The two-grand cut is meant to compensate for a $US7,500 federal tax being cut in half for new Teslas in 2019, as the carmaker has passed a sales threshold established by the government and will now see the credit phased out. Of course, Tesla could simply call it an “incentive,” in which case it would be about half of the current industry average. Automakers selling vehicles in the US have been knocking off around $US4,000 from sticker prices for months.

So why the worry? Well, the stock did go down, but $TSLA is a yo-yo, and a fragile one at that. If Elon Musk tweets something about … pretty much anything, the stock could move.

But otherwise, the psychological impact of Wednesday’s news should have been negligible. Tesla is getting a good price for its vehicles, and it did sell more cars in 2018 – almost 250,000 – than in the previous 14 years of its existence combined.

I reached out to Munster for his thoughts, but he hasn’t responded.

Tesla could always re-label a price cut as an incentive

Tesla Model 3 ReviewMatthew DeBord/BIThe Tesla Model 3.

In his note, he also wrote that the $US2,000 price cut “is evidence that demand for Teslas and for EVs more broadly is still tied to incentives, so the step down in the tax credit … will, understandably, have an impact on demand.”

He added: “This equates to about a 3% average discount on a Tesla.
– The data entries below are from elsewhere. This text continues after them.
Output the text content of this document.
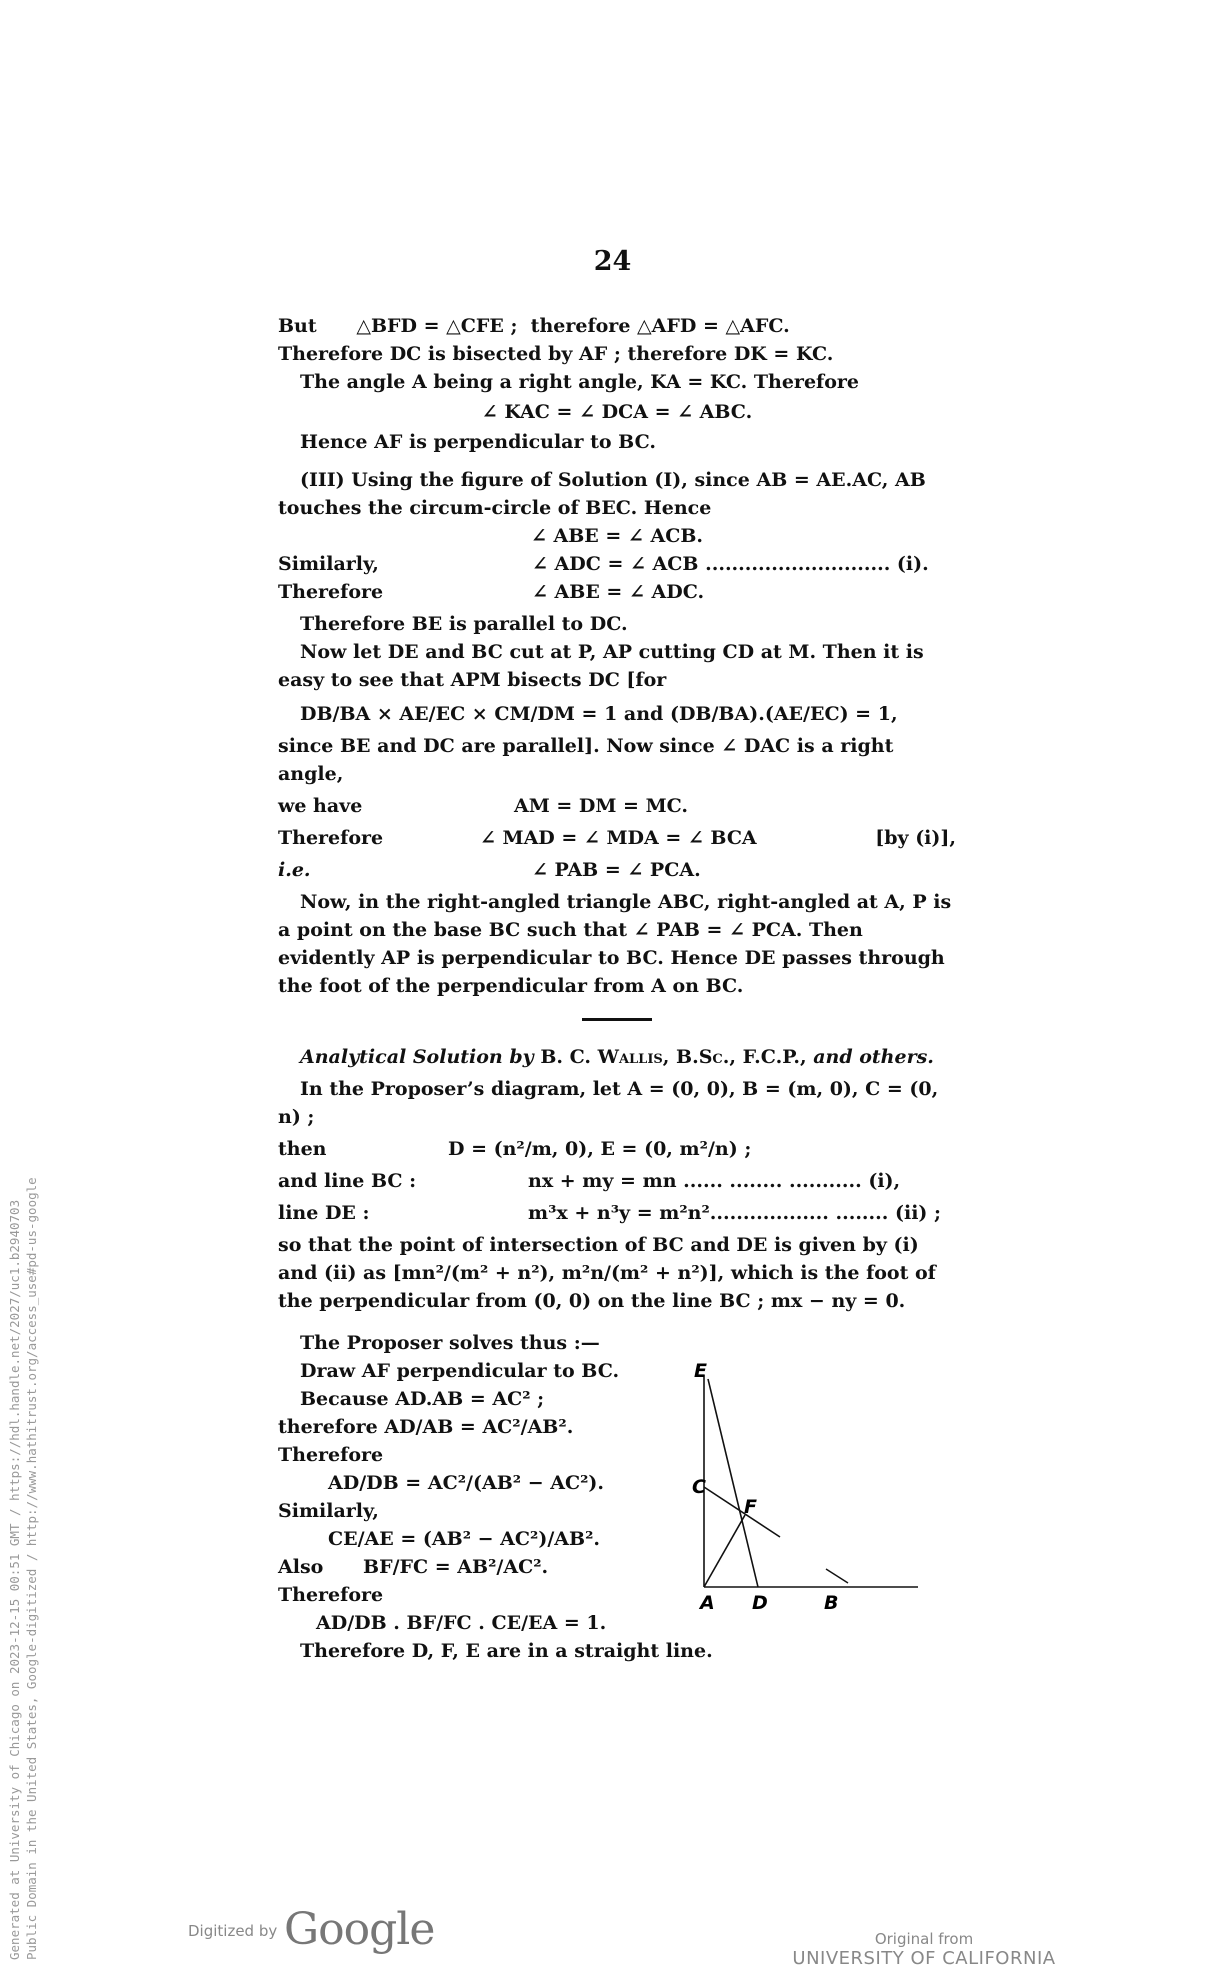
24

But      △BFD = △CFE ;  therefore △AFD = △AFC.

Therefore DC is bisected by AF ; therefore DK = KC.

The angle A being a right angle, KA = KC. Therefore

∠ KAC = ∠ DCA = ∠ ABC.

Hence AF is perpendicular to BC.

(III) Using the figure of Solution (I), since AB = AE.AC, AB touches the circum-circle of BEC. Hence

∠ ABE = ∠ ACB.

Similarly,	∠ ADC = ∠ ACB ............................ (i).
Therefore	∠ ABE = ∠ ADC.

Therefore BE is parallel to DC.

Now let DE and BC cut at P, AP cutting CD at M. Then it is easy to see that APM bisects DC [for

DB/BA × AE/EC × CM/DM = 1 and (DB/BA).(AE/EC) = 1,

since BE and DC are parallel]. Now since ∠ DAC is a right angle,

we have	AM = DM = MC.
Therefore	∠ MAD = ∠ MDA = ∠ BCA	[by (i)],
i.e.	∠ PAB = ∠ PCA.

Now, in the right-angled triangle ABC, right-angled at A, P is a point on the base BC such that ∠ PAB = ∠ PCA. Then evidently AP is perpendicular to BC. Hence DE passes through the foot of the perpendicular from A on BC.

Analytical Solution by B. C. Wallis, B.Sc., F.C.P., and others.

In the Proposer’s diagram, let A = (0, 0), B = (m, 0), C = (0, n) ;

then	D = (n²/m, 0), E = (0, m²/n) ;
and line BC :	nx + my = mn ...... ........ ........... (i),
line DE :	m³x + n³y = m²n².................. ........ (ii) ;

so that the point of intersection of BC and DE is given by (i) and (ii) as [mn²/(m² + n²), m²n/(m² + n²)], which is the foot of the perpendicular from (0, 0) on the line BC ; mx − ny = 0.

The Proposer solves thus :—

Draw AF perpendicular to BC.

Because AD.AB = AC² ;

therefore AD/AB = AC²/AB².

Therefore

AD/DB = AC²/(AB² − AC²).

Similarly,

CE/AE = (AB² − AC²)/AB².

Also      BF/FC = AB²/AC².

Therefore

AD/DB . BF/FC . CE/EA = 1.

Therefore D, F, E are in a straight line.

E
C
F
A D	B
Digitized by Google	Original from
UNIVERSITY OF CALIFORNIA
Generated at University of Chicago on 2023-12-15 00:51 GMT / https://hdl.handle.net/2027/uc1.b2940703 Public Domain in the United States, Google-digitized / http://www.hathitrust.org/access_use#pd-us-google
If Tesla had a demand issue, they would have to discount by more than 3%. To be clear, we are not changing our 2019 unit estimates.”

Munster is right; a 3% discount is a drop in the bucket. A lot of carmakers would be jumping for joy if all they had to do was trim 3% off the price to move metal.

What about the demand-incentive nexus? Well, it’s certainly nice to be looking forward to reducing your tax bill by $US7,500 – but that assumes you’ll owe the IRS something. If you don’t, then the credit is useless. So in a sense, Tesla is opening a discount to non-rich people, the folks who don’t generally have to worry about reducing their annual tax liability.

So ironically, Tesla’s use of its pricing power (to both raise and lower the sticker) could actually increase sales. We’ll have to wait for first-quarter numbers to come in to see if that’s the real psychological impact of Wednesday’s news.